ADR-0005: Confidence Ownership — Planner + Reconciler, Not Capabilities¶

Status: Accepted Date: 2026-06-22 Deciders: Paxman core team Supersedes: — Superseded by: —

Context and Problem Statement¶

Confidence is a critical part of Paxman's output. The question is: which subsystem(s) may assign confidence to a candidate or resolved value?

The earlier drafts of PACKAGE_STRUCTURE_draft.md (now superseded by PACKAGE_STRUCTURE.md) had contradictory statements: - §3 guardrails: "Planner owns confidence assignment (not capabilities)." - §4 guardrails: "Confidence is exclusively owned by the Planner and Reconciler." - §6 guardrails: "Reconciler is the only layer that assigns final confidence and final truth."

This ADR resolves the contradiction.

Decision Drivers¶

No confidence inflation — capabilities should not assign confidence because each capability would calibrate differently, leading to incomparable scores.
Globally comparable confidence — confidence must be a single scale that the Reconciler can compare across capabilities.
Determinism — confidence assignment must be deterministic given the same inputs.
Replayability — the same ConfidenceBand for the same field across replays.

Considered Options¶

Option A — Reconciler is the only confidence assigner (chosen)¶

The Reconciler is the sole subsystem that assigns a confidence score (float) and band to a candidate or resolved value.

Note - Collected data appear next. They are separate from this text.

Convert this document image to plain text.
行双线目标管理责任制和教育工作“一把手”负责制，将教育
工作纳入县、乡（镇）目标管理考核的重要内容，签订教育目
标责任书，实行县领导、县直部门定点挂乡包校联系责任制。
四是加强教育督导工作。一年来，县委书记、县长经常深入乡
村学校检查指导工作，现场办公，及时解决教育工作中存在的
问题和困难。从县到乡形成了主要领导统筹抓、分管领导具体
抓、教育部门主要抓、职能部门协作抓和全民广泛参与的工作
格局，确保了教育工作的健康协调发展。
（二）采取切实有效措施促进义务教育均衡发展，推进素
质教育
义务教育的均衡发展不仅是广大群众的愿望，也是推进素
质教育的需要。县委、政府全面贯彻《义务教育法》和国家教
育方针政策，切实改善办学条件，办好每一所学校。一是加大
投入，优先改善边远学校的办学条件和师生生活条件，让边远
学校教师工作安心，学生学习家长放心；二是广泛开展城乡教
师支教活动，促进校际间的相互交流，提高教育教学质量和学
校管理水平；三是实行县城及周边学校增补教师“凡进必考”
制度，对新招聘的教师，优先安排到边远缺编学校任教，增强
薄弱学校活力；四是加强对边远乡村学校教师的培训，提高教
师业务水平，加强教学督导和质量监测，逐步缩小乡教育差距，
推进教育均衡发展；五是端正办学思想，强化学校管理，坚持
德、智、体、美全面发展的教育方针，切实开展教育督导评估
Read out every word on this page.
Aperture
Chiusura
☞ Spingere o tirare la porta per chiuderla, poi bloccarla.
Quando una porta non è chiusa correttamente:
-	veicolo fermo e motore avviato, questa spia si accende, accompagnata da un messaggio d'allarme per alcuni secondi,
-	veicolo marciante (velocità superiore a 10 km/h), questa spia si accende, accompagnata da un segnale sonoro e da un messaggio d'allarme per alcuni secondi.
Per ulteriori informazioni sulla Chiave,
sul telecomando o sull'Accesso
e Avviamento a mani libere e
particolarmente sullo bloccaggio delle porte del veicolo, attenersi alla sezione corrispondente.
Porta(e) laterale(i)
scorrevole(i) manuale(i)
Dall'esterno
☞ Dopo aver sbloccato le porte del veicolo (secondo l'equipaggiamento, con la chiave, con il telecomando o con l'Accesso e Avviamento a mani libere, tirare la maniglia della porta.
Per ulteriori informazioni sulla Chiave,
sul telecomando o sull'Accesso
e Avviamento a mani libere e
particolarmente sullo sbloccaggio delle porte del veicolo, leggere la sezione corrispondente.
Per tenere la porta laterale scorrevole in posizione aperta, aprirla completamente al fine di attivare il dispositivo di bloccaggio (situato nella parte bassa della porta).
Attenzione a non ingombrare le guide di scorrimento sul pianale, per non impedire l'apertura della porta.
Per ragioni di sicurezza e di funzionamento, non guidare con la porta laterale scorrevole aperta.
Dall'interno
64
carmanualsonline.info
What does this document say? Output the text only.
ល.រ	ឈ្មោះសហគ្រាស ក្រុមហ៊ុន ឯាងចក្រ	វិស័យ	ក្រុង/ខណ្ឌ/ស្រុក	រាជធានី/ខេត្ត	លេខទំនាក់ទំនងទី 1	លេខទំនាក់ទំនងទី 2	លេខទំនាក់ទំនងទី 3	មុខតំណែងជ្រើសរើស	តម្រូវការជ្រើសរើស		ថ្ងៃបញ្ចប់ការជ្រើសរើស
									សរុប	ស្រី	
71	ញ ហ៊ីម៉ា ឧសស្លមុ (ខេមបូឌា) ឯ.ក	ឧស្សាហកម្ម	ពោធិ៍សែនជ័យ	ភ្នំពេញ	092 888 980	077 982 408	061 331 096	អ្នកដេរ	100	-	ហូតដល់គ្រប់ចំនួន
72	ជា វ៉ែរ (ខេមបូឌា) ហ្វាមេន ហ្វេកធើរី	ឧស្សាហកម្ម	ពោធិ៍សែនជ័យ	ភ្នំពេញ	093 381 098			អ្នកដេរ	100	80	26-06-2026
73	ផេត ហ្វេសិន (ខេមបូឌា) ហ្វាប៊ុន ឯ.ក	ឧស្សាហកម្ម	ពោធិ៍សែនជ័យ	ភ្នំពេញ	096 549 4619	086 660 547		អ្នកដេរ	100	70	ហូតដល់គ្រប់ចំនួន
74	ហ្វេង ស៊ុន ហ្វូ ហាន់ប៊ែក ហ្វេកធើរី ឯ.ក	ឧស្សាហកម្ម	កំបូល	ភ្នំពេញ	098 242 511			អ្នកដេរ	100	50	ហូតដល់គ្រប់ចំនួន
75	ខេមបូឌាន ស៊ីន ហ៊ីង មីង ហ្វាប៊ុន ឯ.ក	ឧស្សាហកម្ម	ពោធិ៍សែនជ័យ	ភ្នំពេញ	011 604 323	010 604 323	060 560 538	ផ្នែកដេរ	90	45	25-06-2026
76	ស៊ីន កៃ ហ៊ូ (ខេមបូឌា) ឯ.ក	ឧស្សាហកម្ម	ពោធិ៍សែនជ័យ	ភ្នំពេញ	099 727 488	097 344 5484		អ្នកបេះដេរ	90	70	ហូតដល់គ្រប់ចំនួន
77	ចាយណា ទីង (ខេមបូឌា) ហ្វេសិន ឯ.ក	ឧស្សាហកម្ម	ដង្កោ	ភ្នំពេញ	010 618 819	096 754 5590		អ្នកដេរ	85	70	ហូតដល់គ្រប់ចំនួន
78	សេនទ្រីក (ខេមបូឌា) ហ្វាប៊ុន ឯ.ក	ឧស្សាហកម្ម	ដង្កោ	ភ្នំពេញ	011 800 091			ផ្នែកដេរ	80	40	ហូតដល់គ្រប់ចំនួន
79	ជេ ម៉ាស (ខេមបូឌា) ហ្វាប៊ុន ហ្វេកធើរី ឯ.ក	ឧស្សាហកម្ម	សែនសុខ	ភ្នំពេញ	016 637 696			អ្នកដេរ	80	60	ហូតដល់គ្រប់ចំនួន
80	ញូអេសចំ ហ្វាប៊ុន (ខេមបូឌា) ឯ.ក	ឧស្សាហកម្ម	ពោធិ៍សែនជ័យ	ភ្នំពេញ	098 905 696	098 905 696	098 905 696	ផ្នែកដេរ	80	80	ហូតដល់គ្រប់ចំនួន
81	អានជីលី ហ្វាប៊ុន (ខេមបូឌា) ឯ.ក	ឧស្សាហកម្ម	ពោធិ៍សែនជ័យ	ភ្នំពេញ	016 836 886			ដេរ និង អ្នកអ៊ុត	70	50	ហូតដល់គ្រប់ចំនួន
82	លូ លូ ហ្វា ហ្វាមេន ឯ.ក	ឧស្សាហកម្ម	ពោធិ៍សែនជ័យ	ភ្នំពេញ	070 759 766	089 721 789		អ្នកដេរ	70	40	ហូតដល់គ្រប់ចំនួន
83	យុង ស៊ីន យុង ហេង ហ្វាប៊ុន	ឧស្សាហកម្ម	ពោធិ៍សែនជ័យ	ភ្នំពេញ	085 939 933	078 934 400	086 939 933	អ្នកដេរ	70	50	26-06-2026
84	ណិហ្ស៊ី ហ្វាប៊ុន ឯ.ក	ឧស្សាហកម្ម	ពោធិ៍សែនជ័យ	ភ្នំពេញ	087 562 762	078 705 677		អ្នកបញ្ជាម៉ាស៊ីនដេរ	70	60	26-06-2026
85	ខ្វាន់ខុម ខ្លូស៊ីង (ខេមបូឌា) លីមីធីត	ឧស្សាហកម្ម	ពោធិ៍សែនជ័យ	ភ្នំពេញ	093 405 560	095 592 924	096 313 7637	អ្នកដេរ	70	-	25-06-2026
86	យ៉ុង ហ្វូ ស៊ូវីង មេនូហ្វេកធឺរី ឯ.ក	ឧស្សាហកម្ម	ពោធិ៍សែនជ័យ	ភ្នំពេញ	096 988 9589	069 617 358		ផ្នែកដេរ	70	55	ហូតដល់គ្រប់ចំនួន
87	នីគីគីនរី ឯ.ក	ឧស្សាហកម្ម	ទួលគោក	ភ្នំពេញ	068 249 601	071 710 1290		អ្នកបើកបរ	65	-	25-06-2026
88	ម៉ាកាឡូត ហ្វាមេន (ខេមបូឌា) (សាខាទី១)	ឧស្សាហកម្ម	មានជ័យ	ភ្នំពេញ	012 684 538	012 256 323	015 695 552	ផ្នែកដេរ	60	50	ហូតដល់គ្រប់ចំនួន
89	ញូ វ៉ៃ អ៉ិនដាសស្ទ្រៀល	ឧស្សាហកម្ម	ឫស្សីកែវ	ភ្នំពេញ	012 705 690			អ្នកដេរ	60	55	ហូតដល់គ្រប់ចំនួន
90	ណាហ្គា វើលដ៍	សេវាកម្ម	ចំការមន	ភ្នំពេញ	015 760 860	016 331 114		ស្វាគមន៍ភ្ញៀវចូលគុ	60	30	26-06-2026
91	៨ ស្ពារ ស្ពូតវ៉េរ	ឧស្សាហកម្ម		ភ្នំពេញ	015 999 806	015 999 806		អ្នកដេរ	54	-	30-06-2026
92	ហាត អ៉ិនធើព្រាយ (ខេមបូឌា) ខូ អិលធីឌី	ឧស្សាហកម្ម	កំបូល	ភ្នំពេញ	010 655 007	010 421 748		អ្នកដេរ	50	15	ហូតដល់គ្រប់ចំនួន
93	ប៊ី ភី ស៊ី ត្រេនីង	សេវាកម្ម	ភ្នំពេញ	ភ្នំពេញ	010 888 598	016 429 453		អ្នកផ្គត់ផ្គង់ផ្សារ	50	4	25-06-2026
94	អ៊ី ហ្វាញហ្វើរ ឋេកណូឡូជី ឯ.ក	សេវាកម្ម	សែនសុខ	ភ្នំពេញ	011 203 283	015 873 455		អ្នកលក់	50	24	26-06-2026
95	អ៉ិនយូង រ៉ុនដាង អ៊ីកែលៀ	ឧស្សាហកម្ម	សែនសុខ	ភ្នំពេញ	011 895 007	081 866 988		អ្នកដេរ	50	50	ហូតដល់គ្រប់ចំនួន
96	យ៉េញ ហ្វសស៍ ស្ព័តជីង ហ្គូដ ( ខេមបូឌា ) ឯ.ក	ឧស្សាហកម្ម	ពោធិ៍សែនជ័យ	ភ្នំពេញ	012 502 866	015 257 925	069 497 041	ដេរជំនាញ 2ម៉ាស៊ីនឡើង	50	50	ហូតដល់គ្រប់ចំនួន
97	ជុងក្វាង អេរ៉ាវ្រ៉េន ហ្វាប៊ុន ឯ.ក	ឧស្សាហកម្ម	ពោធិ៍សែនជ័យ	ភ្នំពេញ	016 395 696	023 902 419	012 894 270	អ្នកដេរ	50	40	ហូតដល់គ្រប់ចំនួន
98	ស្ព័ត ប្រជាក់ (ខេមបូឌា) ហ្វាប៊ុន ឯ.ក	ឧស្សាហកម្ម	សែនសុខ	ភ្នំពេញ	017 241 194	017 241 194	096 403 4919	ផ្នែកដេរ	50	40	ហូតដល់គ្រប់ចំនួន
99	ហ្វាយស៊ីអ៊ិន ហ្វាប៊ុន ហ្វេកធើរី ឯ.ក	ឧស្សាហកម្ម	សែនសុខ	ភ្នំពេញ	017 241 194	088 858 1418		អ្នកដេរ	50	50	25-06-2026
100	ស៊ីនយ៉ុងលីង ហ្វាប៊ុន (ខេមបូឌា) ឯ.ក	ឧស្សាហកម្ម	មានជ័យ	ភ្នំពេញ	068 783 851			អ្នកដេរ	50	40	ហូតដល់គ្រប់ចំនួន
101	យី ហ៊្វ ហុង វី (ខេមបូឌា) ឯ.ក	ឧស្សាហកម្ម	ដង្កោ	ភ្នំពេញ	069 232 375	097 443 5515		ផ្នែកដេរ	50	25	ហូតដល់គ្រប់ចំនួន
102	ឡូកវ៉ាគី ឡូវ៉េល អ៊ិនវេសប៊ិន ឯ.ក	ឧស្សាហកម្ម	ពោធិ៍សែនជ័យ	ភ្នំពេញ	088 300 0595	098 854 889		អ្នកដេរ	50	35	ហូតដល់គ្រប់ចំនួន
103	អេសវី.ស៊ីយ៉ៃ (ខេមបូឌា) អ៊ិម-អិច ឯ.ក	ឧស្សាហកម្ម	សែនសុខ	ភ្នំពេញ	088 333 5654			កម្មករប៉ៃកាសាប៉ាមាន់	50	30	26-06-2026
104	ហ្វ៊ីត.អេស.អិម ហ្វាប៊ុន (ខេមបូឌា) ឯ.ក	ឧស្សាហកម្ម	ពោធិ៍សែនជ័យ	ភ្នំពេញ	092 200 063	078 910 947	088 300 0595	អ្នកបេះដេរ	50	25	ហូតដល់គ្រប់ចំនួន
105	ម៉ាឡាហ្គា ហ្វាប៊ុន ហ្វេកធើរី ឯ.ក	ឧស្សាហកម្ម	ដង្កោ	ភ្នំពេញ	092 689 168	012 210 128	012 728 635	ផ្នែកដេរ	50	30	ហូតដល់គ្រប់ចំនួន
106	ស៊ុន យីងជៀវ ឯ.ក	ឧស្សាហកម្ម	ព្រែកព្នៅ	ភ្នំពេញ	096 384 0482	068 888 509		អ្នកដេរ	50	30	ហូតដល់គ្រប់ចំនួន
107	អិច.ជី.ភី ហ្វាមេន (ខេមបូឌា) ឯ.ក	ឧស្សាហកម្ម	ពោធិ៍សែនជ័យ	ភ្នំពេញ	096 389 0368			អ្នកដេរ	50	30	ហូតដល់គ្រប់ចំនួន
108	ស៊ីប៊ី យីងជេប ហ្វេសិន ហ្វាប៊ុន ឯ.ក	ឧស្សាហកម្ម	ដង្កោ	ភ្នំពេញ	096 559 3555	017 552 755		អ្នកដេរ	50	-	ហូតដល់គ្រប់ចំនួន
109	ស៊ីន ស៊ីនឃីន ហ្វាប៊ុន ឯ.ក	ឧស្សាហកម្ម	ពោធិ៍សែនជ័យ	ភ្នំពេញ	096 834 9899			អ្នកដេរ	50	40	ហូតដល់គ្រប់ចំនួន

The Planner may emit a target_confidence per field (read from the field's confidence_threshold) but does not score candidates. Capabilities return candidates without confidence.

Pros:

Strongest structural guarantee: one place assigns confidence.
Globally comparable: all confidence comes from the same calibration.
Easy to test: confidence logic is centralized.
Replay is straightforward: the same candidates produce the same confidence.

Cons:

The Reconciler has more responsibility.
Capabilities can't provide a "self-assessed confidence" hint.

Option B — Capabilities return confidence; Reconciler picks the best¶

Each capability returns a confidence score; the Reconciler picks the highest-confidence candidate.

Pros:

Capabilities "know" how good their output is.

Cons:

Confidence inflation: each capability calibrates differently, leading to incomparable scores.
Hard to test deterministically across capabilities.
Replay is harder: capabilities may be non-deterministic.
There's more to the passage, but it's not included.